Implementation of Gaty's et. al. approach to image style transfer using Convolutional Neural Networks. The project aims to transfer the style of one image onto the content of another image.
Original paper: "Image Style Transfer Using Convolutional Neural Networks"
- Leon Gatys
- Alexander Ecker
- Matthias Bethge
These instructions will get you a copy of the project up and running on your local machine for development and testing purposes.
- Python 3.7
- Pip (Python Package Manager)
- Download source code
- cd neuralstyletransfer
- activate your virtual environment (optional)
- pip install -r requirements.txt
python style_transfer.py -cp "content_images/beach.jpg" -sp "style_images/picasso.png" -i 1000 -cw 10 -sw 0.0001 -w 1024
The program accepts the following command line arguments:
-cp
--contentpath
- The (relative) path to the image that's supposed to be used for the content recreation.
- When no value is provided, program raises an error.
- Example "content_images/content_1.jpg"
- or "/home/user/images/image1.png"
-sp
--stylepath
- The (relative) path to the image that's supposed to be used for the style recreation.
- When no value is provided, program raises an error.
- Example "style_images/picasso.png"
- or "/home/user/images/image2.png"
-i
--iterations
- The number of iterations that are going to be computed while recreating content and style in the target image.
- Default: 1000
- Set this to i > 750 for appropriate results.
-cw
--contentweight
- The weight of the content when transfering the style. Usually it is better to give the content a higher weight than the style.
- Default: 100
- The range of appropriate values is approximately [100, 0.01]
-sw
--styleweight
- The weight of the style when transfering. Accordingly to the content weight it is advised to weight the style less than the content in order to be able to recognize the content in the result.
- Default: 0.01
-w
--imagewidth
- The width of the target image.
- Default: 1024 px.
Gatys et. al. approach to image style transfer aims to do the following: Given two images, extract the content (what is seen) of one image and the style (how is it visualised) of the other image and merge both extractions in another image. Thus a style transfer from one image to another is achieved.

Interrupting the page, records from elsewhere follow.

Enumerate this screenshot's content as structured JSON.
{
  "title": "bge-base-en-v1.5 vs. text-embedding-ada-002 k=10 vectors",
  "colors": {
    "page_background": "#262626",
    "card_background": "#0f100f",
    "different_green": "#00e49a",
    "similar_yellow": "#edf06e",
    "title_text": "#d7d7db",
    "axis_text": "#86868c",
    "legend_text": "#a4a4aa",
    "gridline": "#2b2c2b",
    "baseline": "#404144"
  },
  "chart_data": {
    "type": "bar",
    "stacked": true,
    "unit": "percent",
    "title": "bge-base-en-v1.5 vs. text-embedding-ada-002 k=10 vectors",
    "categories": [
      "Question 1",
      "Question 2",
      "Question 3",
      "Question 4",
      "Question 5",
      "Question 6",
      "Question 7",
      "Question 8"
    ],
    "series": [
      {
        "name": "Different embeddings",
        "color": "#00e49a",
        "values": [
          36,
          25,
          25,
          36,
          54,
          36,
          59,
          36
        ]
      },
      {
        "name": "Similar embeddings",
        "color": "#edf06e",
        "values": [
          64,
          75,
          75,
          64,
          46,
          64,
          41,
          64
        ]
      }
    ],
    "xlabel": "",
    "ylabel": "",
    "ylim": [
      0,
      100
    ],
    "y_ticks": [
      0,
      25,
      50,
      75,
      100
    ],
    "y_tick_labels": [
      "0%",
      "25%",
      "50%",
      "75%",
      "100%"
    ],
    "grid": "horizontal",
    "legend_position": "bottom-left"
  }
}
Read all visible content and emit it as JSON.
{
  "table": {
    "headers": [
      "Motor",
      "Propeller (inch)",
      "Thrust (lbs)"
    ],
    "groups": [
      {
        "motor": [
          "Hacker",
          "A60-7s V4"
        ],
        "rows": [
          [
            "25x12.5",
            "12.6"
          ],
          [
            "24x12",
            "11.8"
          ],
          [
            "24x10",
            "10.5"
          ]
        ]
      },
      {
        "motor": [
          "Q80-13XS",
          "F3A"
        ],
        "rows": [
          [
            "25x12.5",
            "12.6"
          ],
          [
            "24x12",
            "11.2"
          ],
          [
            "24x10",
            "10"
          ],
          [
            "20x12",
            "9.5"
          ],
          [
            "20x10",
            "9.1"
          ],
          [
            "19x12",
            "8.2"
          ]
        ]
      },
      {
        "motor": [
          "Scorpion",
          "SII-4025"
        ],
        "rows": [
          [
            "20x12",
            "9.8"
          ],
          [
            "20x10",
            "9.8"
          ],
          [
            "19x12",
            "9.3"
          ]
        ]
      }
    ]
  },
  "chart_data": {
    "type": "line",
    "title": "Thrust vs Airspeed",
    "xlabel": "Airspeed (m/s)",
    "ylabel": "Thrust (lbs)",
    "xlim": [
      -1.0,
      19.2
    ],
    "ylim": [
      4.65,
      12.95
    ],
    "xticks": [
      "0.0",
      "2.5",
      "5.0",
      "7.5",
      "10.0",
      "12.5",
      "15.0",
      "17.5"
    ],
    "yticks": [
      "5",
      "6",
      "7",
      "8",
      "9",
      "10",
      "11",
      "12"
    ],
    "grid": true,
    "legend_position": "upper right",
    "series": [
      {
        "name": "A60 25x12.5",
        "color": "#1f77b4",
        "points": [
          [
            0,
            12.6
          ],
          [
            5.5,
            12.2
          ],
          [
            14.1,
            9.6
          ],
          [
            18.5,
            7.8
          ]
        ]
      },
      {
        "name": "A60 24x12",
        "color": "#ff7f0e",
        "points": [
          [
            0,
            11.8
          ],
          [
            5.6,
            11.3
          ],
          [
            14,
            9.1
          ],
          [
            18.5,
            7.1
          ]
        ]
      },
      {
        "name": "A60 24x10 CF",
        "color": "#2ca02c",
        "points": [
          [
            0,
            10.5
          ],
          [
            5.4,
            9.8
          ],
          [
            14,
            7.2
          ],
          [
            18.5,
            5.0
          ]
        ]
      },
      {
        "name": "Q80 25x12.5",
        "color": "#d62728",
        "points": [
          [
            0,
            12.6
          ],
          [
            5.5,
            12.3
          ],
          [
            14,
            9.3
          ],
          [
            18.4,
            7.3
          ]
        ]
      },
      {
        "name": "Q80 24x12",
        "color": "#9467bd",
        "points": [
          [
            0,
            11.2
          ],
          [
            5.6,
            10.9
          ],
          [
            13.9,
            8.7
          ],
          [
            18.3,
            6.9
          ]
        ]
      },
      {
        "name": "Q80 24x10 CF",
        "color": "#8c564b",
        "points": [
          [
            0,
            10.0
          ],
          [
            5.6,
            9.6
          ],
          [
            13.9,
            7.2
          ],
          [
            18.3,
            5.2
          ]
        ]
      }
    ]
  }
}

To extract content and style from images, we can use a pre-trained model. The VGG-19 is a neural network that is successfully trained for object localization and classification. One can feed an image into the network and use it's layers' outputs to extract style and content.
This is just a rough sketch of what's happening. For more information, please have a look at the original paper.
The content of the first reference image is extracted by considering the outputs of each layer in the VGG-19 net. When the reference image is fed into the network, it's layers compute their outcome. If we now optimize (thus repeatedly change) a target image until it's activations match those of the reference image when passed into the VGG-19, we are able to visualize the contents in an image.
The style of the second reference image can be extracted by considering the correlation of the activations of the VGG-19' layers. The correlation of activations is modelled as their' Gramian matrix.
- https://en.wikipedia.org/wiki/Gramian_matrix If we now change a target image until the correlations of it's activations match the correlation of the activations of the style reference image, we are able to visualize the style of the reference image.
The actual style transfer is a combination of content and style extraction. A target image is repeatedly changed using an optimization method until both it's content activations and it's style correlation match those of the two reference images. Thus we minimize a combined loss indicating the "distance" to content and style represenations, respectively.